Они не испытывали проблем с деньгами – согласно Митчу, это была лишь последовательность из единиц и нулей, виртуальный счет в вымышленном банке. У громилы появилось новое любимое хобби: собирать мелкие суммы, отщипывать по несколько пенни от каждого доллара и хранить прибыль на куче счетов. Вместо того чтобы стирать следы преступления, Митч оставлял их слишком много, чем весьма усложнял поиски. Результатом становились большие комнаты, мягкие кровати и пространство – все то, по чему Виктор так скучал в тюрьме.
Звук стал выше.
– Ты в порядке? – спросила Сид, глядя на Виктора. Она наблюдала за ним с самого кладбища, подмечала каждый жест, каждый шаг, словно Виктор мог вдруг сломаться и рассыпаться в прах.
– Да, – солгал он.
Однако гул не отпускал его ни в лифте, ни в номере, элегантном помещении с двумя спальнями и диваном. С ним Виктор лег, с ним же и проснулся. Гул изменился, превратился из одного только звука в ощущение. Конечности вдруг стало слегка покалывать. Не болезненно, однако неприятно. Настойчиво. Гул преследовал, становился все громче, сильнее, пока, в порыве раздражения, Виктор не отрубил все чувства и не погрузился в оцепенение. Покалывание исчезло, но гул стих до отдаленного потрескивания статики.
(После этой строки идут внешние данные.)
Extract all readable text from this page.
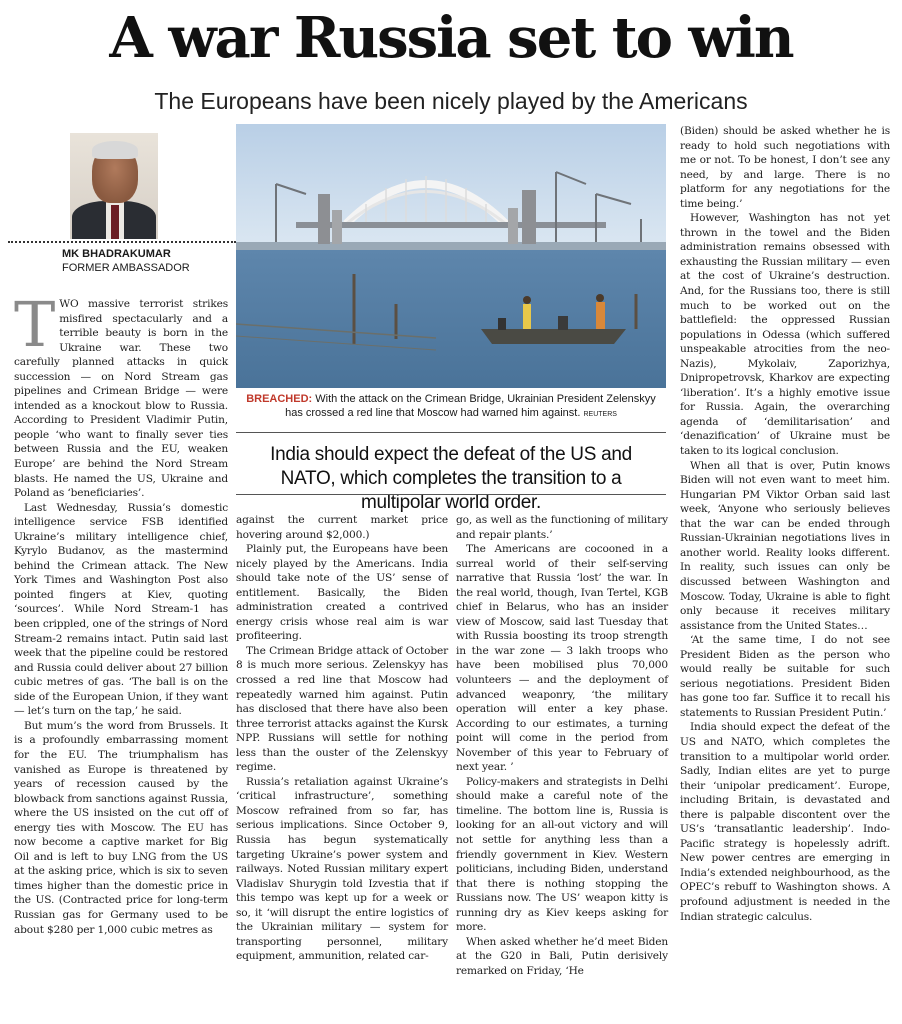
A war Russia set to win
The Europeans have been nicely played by the Americans
MK BHADRAKUMAR
FORMER AMBASSADOR
BREACHED: With the attack on the Crimean Bridge, Ukrainian President Zelenskyy has crossed a red line that Moscow had warned him against. REUTERS
India should expect the defeat of the US and NATO, which completes the transition to a multipolar world order.

TWO massive terrorist strikes misfired spectacularly and a terrible beauty is born in the Ukraine war. These two carefully planned attacks in quick succession — on Nord Stream gas pipelines and Crimean Bridge — were intended as a knockout blow to Russia. According to President Vladimir Putin, people ‘who want to finally sever ties between Russia and the EU, weaken Europe’ are behind the Nord Stream blasts. He named the US, Ukraine and Poland as ‘beneficiaries’.

Last Wednesday, Russia’s domestic intelligence service FSB identified Ukraine’s military intelligence chief, Kyrylo Budanov, as the mastermind behind the Crimean attack. The New York Times and Washington Post also pointed fingers at Kiev, quoting ‘sources’. While Nord Stream-1 has been crippled, one of the strings of Nord Stream-2 remains intact. Putin said last week that the pipeline could be restored and Russia could deliver about 27 billion cubic metres of gas. ‘The ball is on the side of the European Union, if they want — let’s turn on the tap,’ he said.

But mum’s the word from Brussels. It is a profoundly embarrassing moment for the EU. The triumphalism has vanished as Europe is threatened by years of recession caused by the blowback from sanctions against Russia, where the US insisted on the cut off of energy ties with Moscow. The EU has now become a captive market for Big Oil and is left to buy LNG from the US at the asking price, which is six to seven times higher than the domestic price in the US. (Contracted price for long-term Russian gas for Germany used to be about $280 per 1,000 cubic metres as

against the current market price hovering around $2,000.)

Plainly put, the Europeans have been nicely played by the Americans. India should take note of the US’ sense of entitlement. Basically, the Biden administration created a contrived energy crisis whose real aim is war profiteering.

The Crimean Bridge attack of October 8 is much more serious. Zelenskyy has crossed a red line that Moscow had repeatedly warned him against. Putin has disclosed that there have also been three terrorist attacks against the Kursk NPP. Russians will settle for nothing less than the ouster of the Zelenskyy regime.

Russia’s retaliation against Ukraine’s ‘critical infrastructure’, something Moscow refrained from so far, has serious implications. Since October 9, Russia has begun systematically targeting Ukraine’s power system and railways. Noted Russian military expert Vladislav Shurygin told Izvestia that if this tempo was kept up for a week or so, it ‘will disrupt the entire logistics of the Ukrainian military — system for transporting personnel, military equipment, ammunition, related car-

go, as well as the functioning of military and repair plants.’

The Americans are cocooned in a surreal world of their self-serving narrative that Russia ‘lost’ the war. In the real world, though, Ivan Tertel, KGB chief in Belarus, who has an insider view of Moscow, said last Tuesday that with Russia boosting its troop strength in the war zone — 3 lakh troops who have been mobilised plus 70,000 volunteers — and the deployment of advanced weaponry, ‘the military operation will enter a key phase. According to our estimates, a turning point will come in the period from November of this year to February of next year. ’

Policy-makers and strategists in Delhi should make a careful note of the timeline. The bottom line is, Russia is looking for an all-out victory and will not settle for anything less than a friendly government in Kiev. Western politicians, including Biden, understand that there is nothing stopping the Russians now. The US’ weapon kitty is running dry as Kiev keeps asking for more.

When asked whether he’d meet Biden at the G20 in Bali, Putin derisively remarked on Friday, ‘He

(Biden) should be asked whether he is ready to hold such negotiations with me or not. To be honest, I don’t see any need, by and large. There is no platform for any negotiations for the time being.’

However, Washington has not yet thrown in the towel and the Biden administration remains obsessed with exhausting the Russian military — even at the cost of Ukraine’s destruction. And, for the Russians too, there is still much to be worked out on the battlefield: the oppressed Russian populations in Odessa (which suffered unspeakable atrocities from the neo-Nazis), Mykolaiv, Zaporizhya, Dnipropetrovsk, Kharkov are expecting ‘liberation’. It’s a highly emotive issue for Russia. Again, the overarching agenda of ‘demilitarisation’ and ‘denazification’ of Ukraine must be taken to its logical conclusion.

When all that is over, Putin knows Biden will not even want to meet him. Hungarian PM Viktor Orban said last week, ‘Anyone who seriously believes that the war can be ended through Russian-Ukrainian negotiations lives in another world. Reality looks different. In reality, such issues can only be discussed between Washington and Moscow. Today, Ukraine is able to fight only because it receives military assistance from the United States…

‘At the same time, I do not see President Biden as the person who would really be suitable for such serious negotiations. President Biden has gone too far. Suffice it to recall his statements to Russian President Putin.’

India should expect the defeat of the US and NATO, which completes the transition to a multipolar world order. Sadly, Indian elites are yet to purge their ‘unipolar predicament’. Europe, including Britain, is devastated and there is palpable discontent over the US’s ‘transatlantic leadership’. Indo-Pacific strategy is hopelessly adrift. New power centres are emerging in India’s extended neighbourhood, as the OPEC’s rebuff to Washington shows. A profound adjustment is needed in the Indian strategic calculus.
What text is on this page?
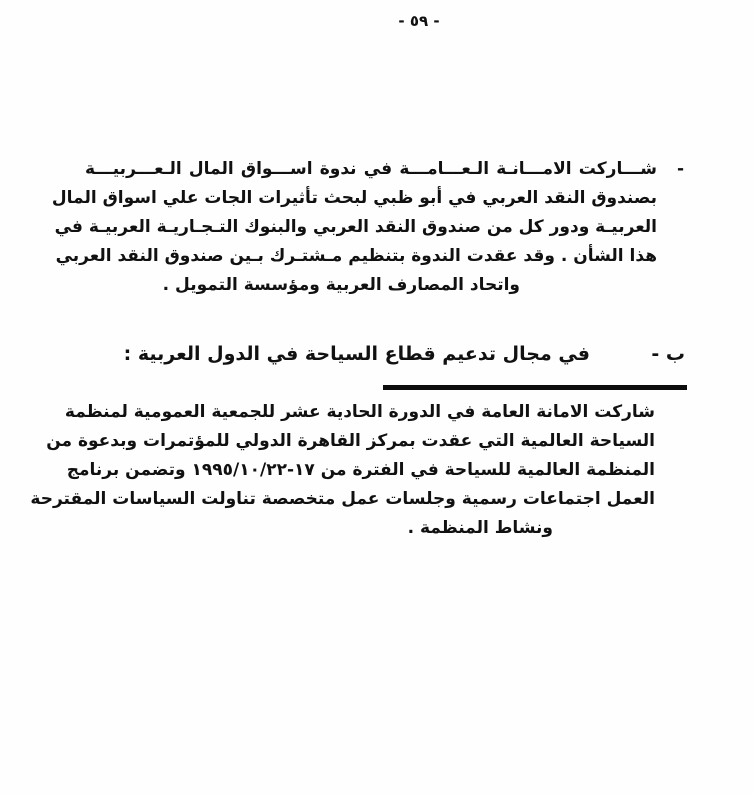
- ٥٩ -
-
شـــاركت الامـــانـة الـعـــامـــة في ندوة اســـواق المال الـعـــربيـــة
بصندوق النقد العربي في أبو ظبي لبحث تأثيرات الجات علي اسواق المال
العربيـة ودور كل من صندوق النقد العربي والبنوك التـجـاريـة العربيـة في
هذا الشأن . وقد عقدت الندوة بتنظيم مـشتـرك بـين صندوق النقد العربي
واتحاد المصارف العربية ومؤسسة التمويل .
ب -
في مجال تدعيم قطاع السياحة في الدول العربية :
شاركت الامانة العامة في الدورة الحادية عشر للجمعية العمومية لمنظمة
السياحة العالمية التي عقدت بمركز القاهرة الدولي للمؤتمرات وبدعوة من
المنظمة العالمية للسياحة في الفترة من ١٧-٢٢‏/‏١٠‏/‏١٩٩٥ وتضمن برنامج
العمل اجتماعات رسمية وجلسات عمل متخصصة تناولت السياسات المقترحة
ونشاط المنظمة .
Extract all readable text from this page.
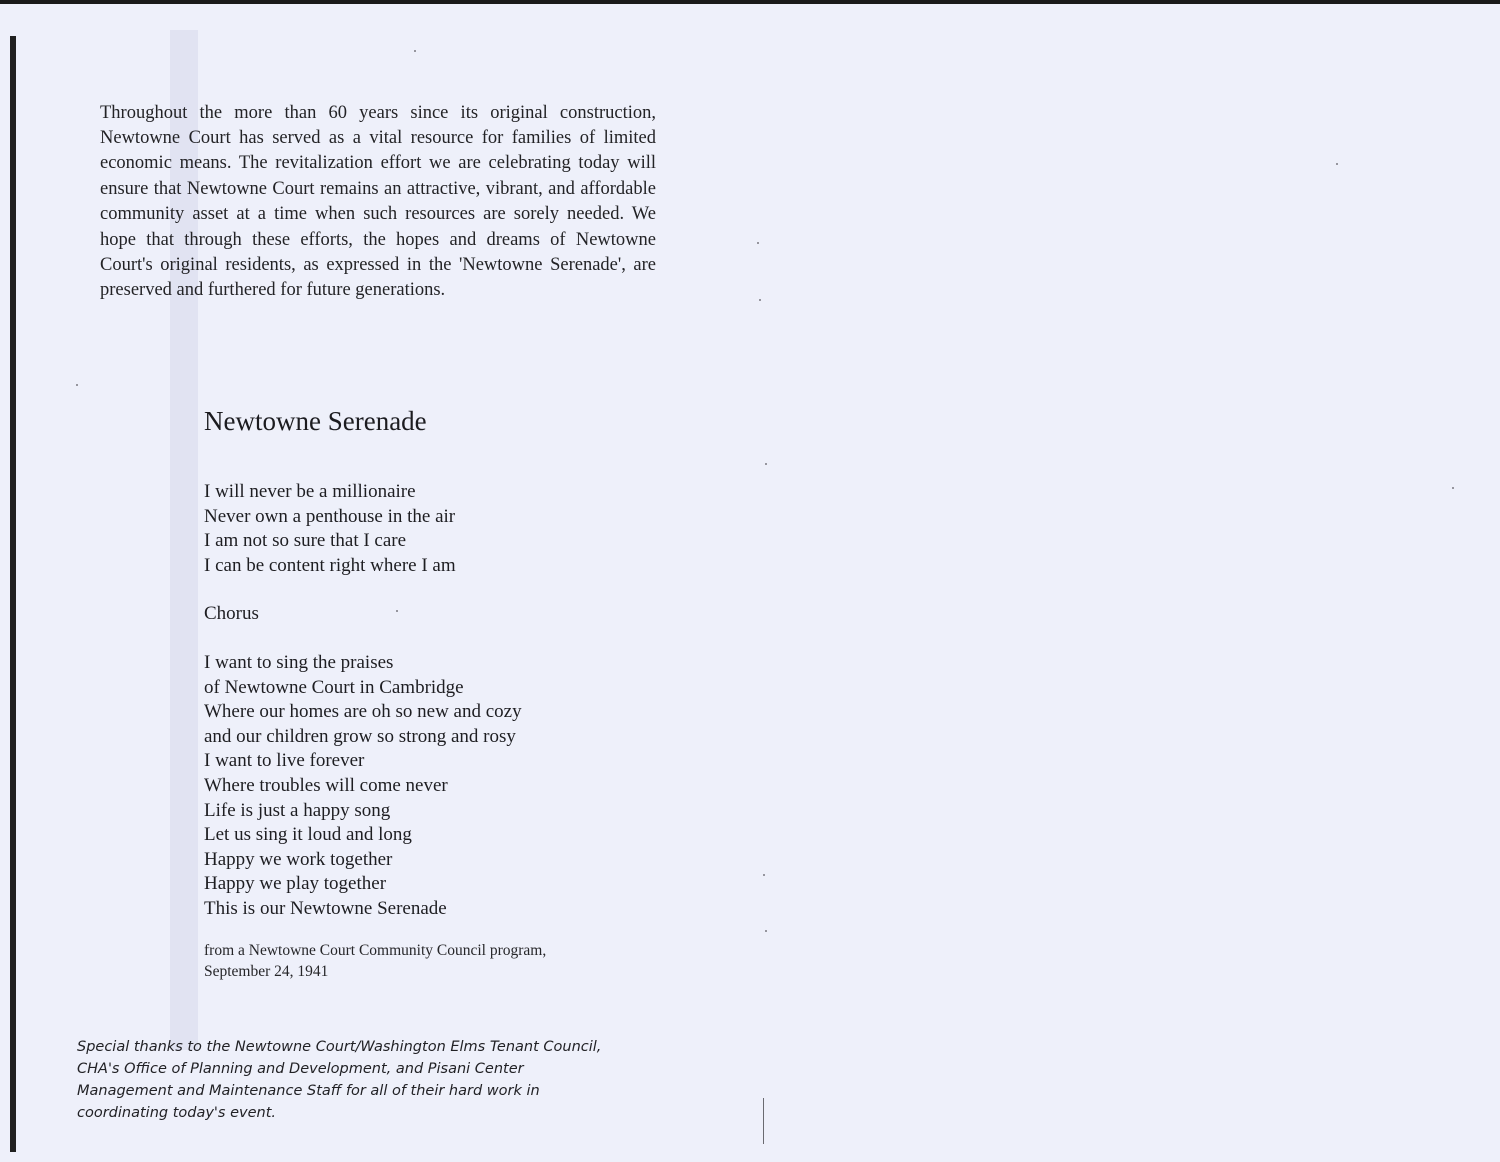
Throughout the more than 60 years since its original construction, Newtowne Court has served as a vital resource for families of limited economic means. The revitalization effort we are celebrating today will ensure that Newtowne Court remains an attractive, vibrant, and affordable community asset at a time when such resources are sorely needed. We hope that through these efforts, the hopes and dreams of Newtowne Court's original residents, as expressed in the 'Newtowne Serenade', are preserved and furthered for future generations.

Newtowne Serenade
I will never be a millionaire
Never own a penthouse in the air
I am not so sure that I care
I can be content right where I am
Chorus
I want to sing the praises
of Newtowne Court in Cambridge
Where our homes are oh so new and cozy
and our children grow so strong and rosy
I want to live forever
Where troubles will come never
Life is just a happy song
Let us sing it loud and long
Happy we work together
Happy we play together
This is our Newtowne Serenade
from a Newtowne Court Community Council program,
September 24, 1941
Special thanks to the Newtowne Court/Washington Elms Tenant Council,
CHA's Office of Planning and Development, and Pisani Center
Management and Maintenance Staff for all of their hard work in
coordinating today's event.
Того, что почти удавалось игнорировать.
Почти.
Виктор сел на краю постели, чувствуя себя измотанным, больным. И это при том, что даже вспомнить не мог, когда последний раз болел! Но с каждой минутой становилось все хуже. Наконец он поднялся, пересек номер и взял пальто.
– Куда идешь? – спросила Сидни, что устроилась на диване с книгой в руках.
– Подышать хочу, – ответил Виктор уже с порога.
Он был на полпути к лифту, когда она его настигла.